Hyper-parameter tuning was conducted with Weights & Biases an experiment tracking tool that also has the ability to orchestrate hyper-parameter tuning and store model artifacts such as weights and logs. You can view the results of hyper-parameter tuning in this project. Below is a visualization that highlights the parameters associated with the best-performing models on the validation set:
The purple lines corresponding to the best-performing models on the validation set. An interactive version of this visualization is available for viewing in the Weights and Biases project. A list of the hyper-parameters along with the definition of each is avaialable in the docstring of the model object.
-
lm_tune.py: contains the model definition with entry points that allows us to change hyper-parameters we want to tune. The Fire library is used to turn this script into a CLI.
-
sweep.yaml: defines the hyper-parameter sweep for a random grid search. This is used with the sweeps feature in Weights & Biases.
-
sweep_bayes.yaml: defines a hyper-parameter sweep that uses bayesian search. This is used with the sweeps feature in Weights & Biases. We found that the bayes method worked very well, and did this in parallel with random grid search.
-
hp_runner.sh: bash script that runs 1 agent per GPU in order to parallelize the hyperparameter sweep as much as possible. Note that the
sweep_id
has been hardcoded, which you must change if you wish to perform tuning. As illustrated by this script, we ran this on machines that had 8 GPUs.
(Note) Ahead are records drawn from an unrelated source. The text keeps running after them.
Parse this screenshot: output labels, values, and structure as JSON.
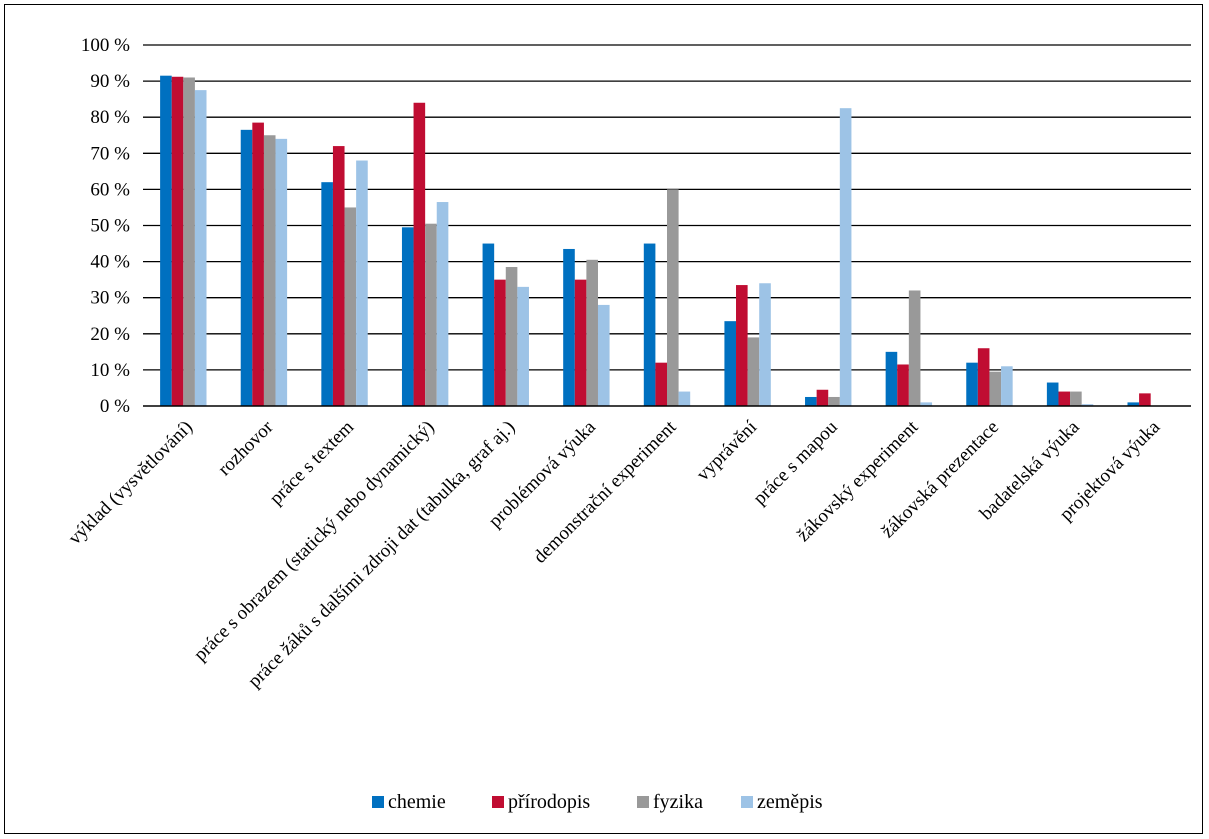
{
  "chart_data": {
    "type": "bar",
    "title": "",
    "xlabel": "",
    "ylabel": "",
    "ylim": [
      0,
      100
    ],
    "y_ticks": [
      "0 %",
      "10 %",
      "20 %",
      "30 %",
      "40 %",
      "50 %",
      "60 %",
      "70 %",
      "80 %",
      "90 %",
      "100 %"
    ],
    "grid": true,
    "legend_position": "bottom",
    "categories": [
      "výklad (vysvětlování)",
      "rozhovor",
      "práce s textem",
      "práce s obrazem (statický nebo dynamický)",
      "práce žáků s dalšími zdroji dat (tabulka, graf aj.)",
      "problémová výuka",
      "demonstrační experiment",
      "vyprávění",
      "práce s mapou",
      "žákovský experiment",
      "žákovská prezentace",
      "badatelská výuka",
      "projektová výuka"
    ],
    "series": [
      {
        "name": "chemie",
        "color": "#0070C0",
        "values": [
          91.5,
          76.5,
          62,
          49.5,
          45,
          43.5,
          45,
          23.5,
          2.5,
          15,
          12,
          6.5,
          1
        ]
      },
      {
        "name": "přírodopis",
        "color": "#C00D32",
        "values": [
          91.2,
          78.5,
          72,
          84,
          35,
          35,
          12,
          33.5,
          4.5,
          11.5,
          16,
          4,
          3.5
        ]
      },
      {
        "name": "fyzika",
        "color": "#999999",
        "values": [
          91,
          75,
          55,
          50.5,
          38.5,
          40.5,
          60,
          19,
          2.5,
          32,
          9.5,
          4,
          0
        ]
      },
      {
        "name": "zeměpis",
        "color": "#9DC3E6",
        "values": [
          87.5,
          74,
          68,
          56.5,
          33,
          28,
          4,
          34,
          82.5,
          1,
          11,
          0.5,
          0
        ]
      }
    ]
  }
}
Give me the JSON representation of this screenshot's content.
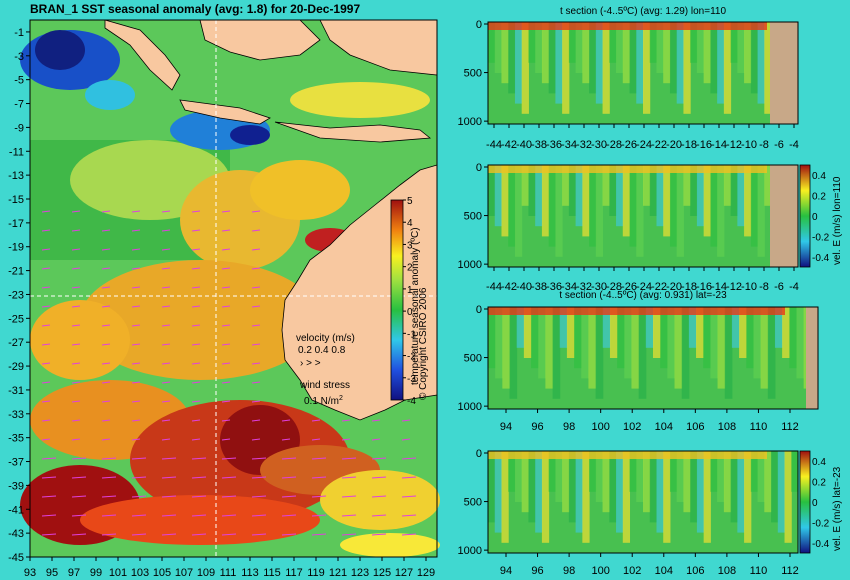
{
  "main_title": "BRAN_1 SST seasonal anomaly (avg: 1.8) for 20-Dec-1997",
  "copyright": "© Copyright CSIRO 2006",
  "map": {
    "lat_ticks": [
      -1,
      -3,
      -5,
      -7,
      -9,
      -11,
      -13,
      -15,
      -17,
      -19,
      -21,
      -23,
      -25,
      -27,
      -29,
      -31,
      -33,
      -35,
      -37,
      -39,
      -41,
      -43,
      -45
    ],
    "lon_ticks": [
      93,
      95,
      97,
      99,
      101,
      103,
      105,
      107,
      109,
      111,
      113,
      115,
      117,
      119,
      121,
      123,
      125,
      127,
      129
    ],
    "lon_tick_labels": [
      "93",
      "95",
      "97",
      "99",
      "101",
      "103",
      "105",
      "107",
      "109",
      "111",
      "113",
      "115",
      "117",
      "119",
      "121",
      "123",
      "125",
      "127",
      "129"
    ],
    "colorbar": {
      "label": "temperature seasonal anomaly (ºC)",
      "ticks": [
        5,
        4,
        3,
        2,
        1,
        0,
        -1,
        -2,
        -3,
        -4
      ]
    },
    "velocity_label": "velocity (m/s)",
    "velocity_scale": "0.2 0.4 0.8",
    "wind_label": "wind stress",
    "wind_value": "0.1 N/m",
    "wind_exponent": "2",
    "crosshair": {
      "lat": -23,
      "lon": 110
    }
  },
  "panels": [
    {
      "title": "t section (-4..5ºC) (avg: 1.29) lon=110",
      "type": "heatmap",
      "x_ticks": [
        "-44",
        "-42",
        "-40",
        "-38",
        "-36",
        "-34",
        "-32",
        "-30",
        "-28",
        "-26",
        "-24",
        "-22",
        "-20",
        "-18",
        "-16",
        "-14",
        "-12",
        "-10",
        "-8",
        "-6",
        "-4"
      ],
      "y_ticks": [
        "0",
        "500",
        "1000"
      ],
      "colorbar_label": "",
      "colorbar_ticks": []
    },
    {
      "title": "",
      "type": "heatmap",
      "x_ticks": [
        "-44",
        "-42",
        "-40",
        "-38",
        "-36",
        "-34",
        "-32",
        "-30",
        "-28",
        "-26",
        "-24",
        "-22",
        "-20",
        "-18",
        "-16",
        "-14",
        "-12",
        "-10",
        "-8",
        "-6",
        "-4"
      ],
      "y_ticks": [
        "0",
        "500",
        "1000"
      ],
      "colorbar_label": "vel. E (m/s) lon=110",
      "colorbar_ticks": [
        "0.4",
        "0.2",
        "0",
        "-0.2",
        "-0.4"
      ]
    },
    {
      "title": "t section (-4..5ºC) (avg: 0.931) lat=-23",
      "type": "heatmap",
      "x_ticks": [
        "94",
        "96",
        "98",
        "100",
        "102",
        "104",
        "106",
        "108",
        "110",
        "112"
      ],
      "y_ticks": [
        "0",
        "500",
        "1000"
      ],
      "colorbar_label": "",
      "colorbar_ticks": []
    },
    {
      "title": "",
      "type": "heatmap",
      "x_ticks": [
        "94",
        "96",
        "98",
        "100",
        "102",
        "104",
        "106",
        "108",
        "110",
        "112"
      ],
      "y_ticks": [
        "0",
        "500",
        "1000"
      ],
      "colorbar_label": "vel. E (m/s) lat=-23",
      "colorbar_ticks": [
        "0.4",
        "0.2",
        "0",
        "-0.2",
        "-0.4"
      ]
    }
  ],
  "chart_data": [
    {
      "type": "heatmap",
      "title": "BRAN_1 SST seasonal anomaly (avg: 1.8) for 20-Dec-1997",
      "xlim": [
        93,
        130
      ],
      "ylim": [
        -45,
        0
      ],
      "colorbar_range": [
        -4,
        5
      ],
      "regions": [
        {
          "name": "",
          "lon": [
            93,
            105
          ],
          "lat": [
            -45,
            -37
          ],
          "anomaly": 5
        },
        {
          "name": "",
          "lon": [
            107,
            117
          ],
          "lat": [
            -40,
            -33
          ],
          "anomaly": 4.5
        },
        {
          "name": "",
          "lon": [
            95,
            101
          ],
          "lat": [
            -4,
            -1
          ],
          "anomaly": -3.5
        },
        {
          "name": "",
          "lon": [
            106,
            113
          ],
          "lat": [
            -15,
            -9
          ],
          "anomaly": -3
        }
      ]
    },
    {
      "type": "heatmap",
      "x_range": [
        -45,
        -3
      ],
      "y_range": [
        0,
        1050
      ],
      "colorbar_range": [
        -4,
        5
      ]
    },
    {
      "type": "heatmap",
      "x_range": [
        -45,
        -3
      ],
      "y_range": [
        0,
        1050
      ],
      "colorbar_range": [
        -0.4,
        0.4
      ]
    },
    {
      "type": "heatmap",
      "x_range": [
        93,
        114
      ],
      "y_range": [
        0,
        1050
      ],
      "colorbar_range": [
        -4,
        5
      ]
    },
    {
      "type": "heatmap",
      "x_range": [
        93,
        114
      ],
      "y_range": [
        0,
        1050
      ],
      "colorbar_range": [
        -0.4,
        0.4
      ]
    }
  ]
}
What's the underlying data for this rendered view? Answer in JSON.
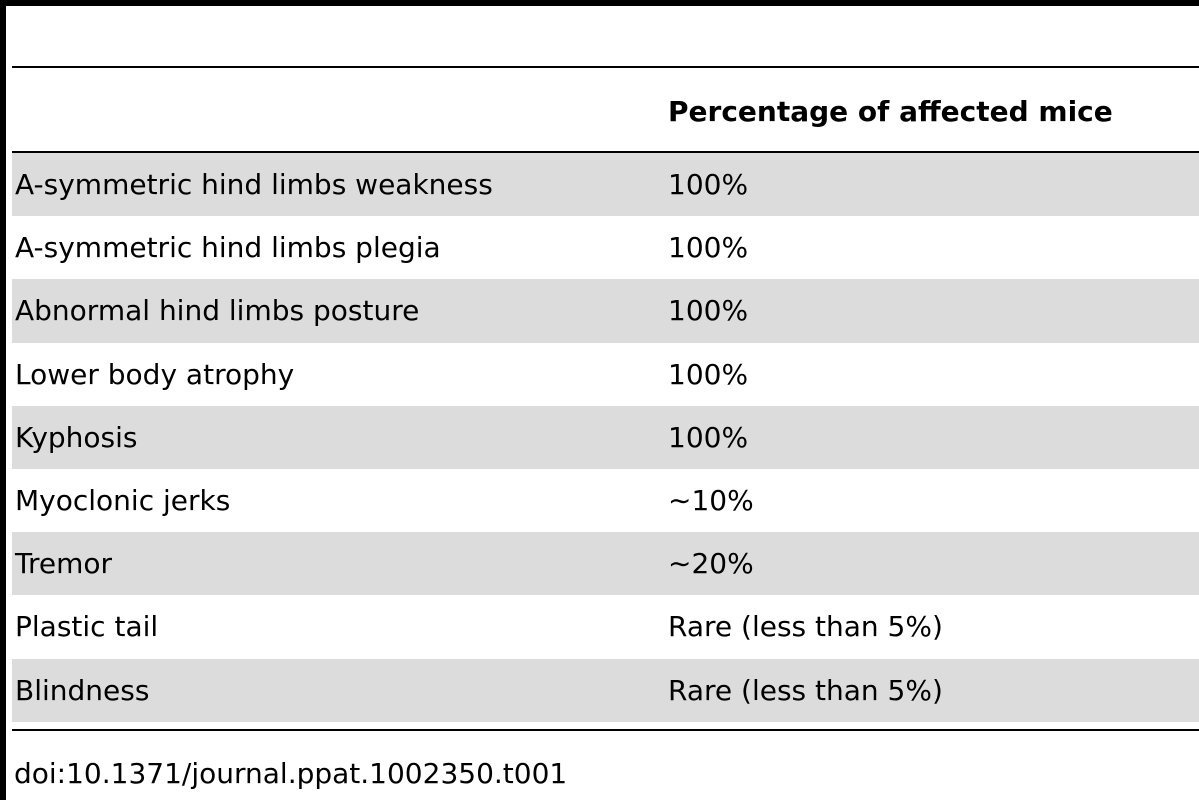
{
  "table": {
    "header": {
      "symptom": "",
      "percentage": "Percentage of affected mice"
    },
    "rows": [
      {
        "symptom": "A-symmetric hind limbs weakness",
        "percentage": "100%"
      },
      {
        "symptom": "A-symmetric hind limbs plegia",
        "percentage": "100%"
      },
      {
        "symptom": "Abnormal hind limbs posture",
        "percentage": "100%"
      },
      {
        "symptom": "Lower body atrophy",
        "percentage": "100%"
      },
      {
        "symptom": "Kyphosis",
        "percentage": "100%"
      },
      {
        "symptom": "Myoclonic jerks",
        "percentage": "∼10%"
      },
      {
        "symptom": "Tremor",
        "percentage": "∼20%"
      },
      {
        "symptom": "Plastic tail",
        "percentage": "Rare (less than 5%)"
      },
      {
        "symptom": "Blindness",
        "percentage": "Rare (less than 5%)"
      }
    ]
  },
  "footer": {
    "doi": "doi:10.1371/journal.ppat.1002350.t001"
  },
  "colors": {
    "shaded_row": "#dcdcdc",
    "rule": "#000000"
  }
}
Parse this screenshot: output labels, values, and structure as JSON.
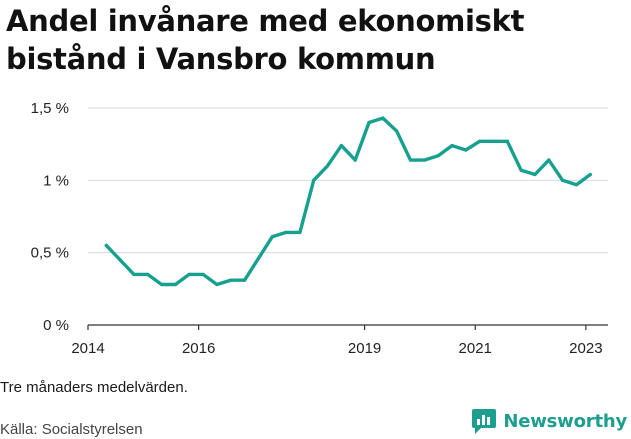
{
  "title": "Andel invånare med ekonomiskt bistånd i Vansbro kommun",
  "note": "Tre månaders medelvärden.",
  "source": "Källa: Socialstyrelsen",
  "brand": "Newsworthy",
  "colors": {
    "line": "#17a090",
    "grid": "#d9d9d9",
    "axis": "#333333",
    "brand": "#1d9e8e"
  },
  "chart_data": {
    "type": "line",
    "title": "Andel invånare med ekonomiskt bistånd i Vansbro kommun",
    "xlabel": "",
    "ylabel": "",
    "ylim": [
      0,
      1.5
    ],
    "xlim": [
      2014,
      2023.4
    ],
    "y_ticks": [
      {
        "value": 0,
        "label": "0 %"
      },
      {
        "value": 0.5,
        "label": "0,5 %"
      },
      {
        "value": 1.0,
        "label": "1 %"
      },
      {
        "value": 1.5,
        "label": "1,5 %"
      }
    ],
    "x_ticks": [
      {
        "value": 2014,
        "label": "2014"
      },
      {
        "value": 2016,
        "label": "2016"
      },
      {
        "value": 2019,
        "label": "2019"
      },
      {
        "value": 2021,
        "label": "2021"
      },
      {
        "value": 2023,
        "label": "2023"
      }
    ],
    "series": [
      {
        "name": "Andel invånare med ekonomiskt bistånd",
        "x": [
          2014.33,
          2014.58,
          2014.83,
          2015.08,
          2015.33,
          2015.58,
          2015.83,
          2016.08,
          2016.33,
          2016.58,
          2016.83,
          2017.08,
          2017.33,
          2017.58,
          2017.83,
          2018.08,
          2018.33,
          2018.58,
          2018.83,
          2019.08,
          2019.33,
          2019.58,
          2019.83,
          2020.08,
          2020.33,
          2020.58,
          2020.83,
          2021.08,
          2021.33,
          2021.58,
          2021.83,
          2022.08,
          2022.33,
          2022.58,
          2022.83,
          2023.08
        ],
        "values": [
          0.55,
          0.45,
          0.35,
          0.35,
          0.28,
          0.28,
          0.35,
          0.35,
          0.28,
          0.31,
          0.31,
          0.46,
          0.61,
          0.64,
          0.64,
          1.0,
          1.1,
          1.24,
          1.14,
          1.4,
          1.43,
          1.34,
          1.14,
          1.14,
          1.17,
          1.24,
          1.21,
          1.27,
          1.27,
          1.27,
          1.07,
          1.04,
          1.14,
          1.0,
          0.97,
          1.04
        ]
      }
    ]
  }
}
This set of parameters performed the best against the validation set. You can see the model parameters and logs here. According to the logs for this run, these are the hyperparameters associated with the best model:
lm_tune.py --bptt=63 --bs=96 --emb_sz=800 --lr=0.0013 --n_hid=2400 --n_layers=4 --one_cycle=True --cycle_len 2
Note that you cannot simply run this command as you must first have the data prepared in the right directory. Please refer to the notebooks folder of this repo for a walk-through on how to train the model.
We let the tuning run for approximately one week on 24 total GPUs (3 p3.16xlarge instances with 8 GPUs each.). We ran the sweep on 20% of the training data in order more quickly search the hyper-parameter space. The best parameters found from tuning are used to choose parameters on the full data. Please see the main README of this repo on how to locate the final model.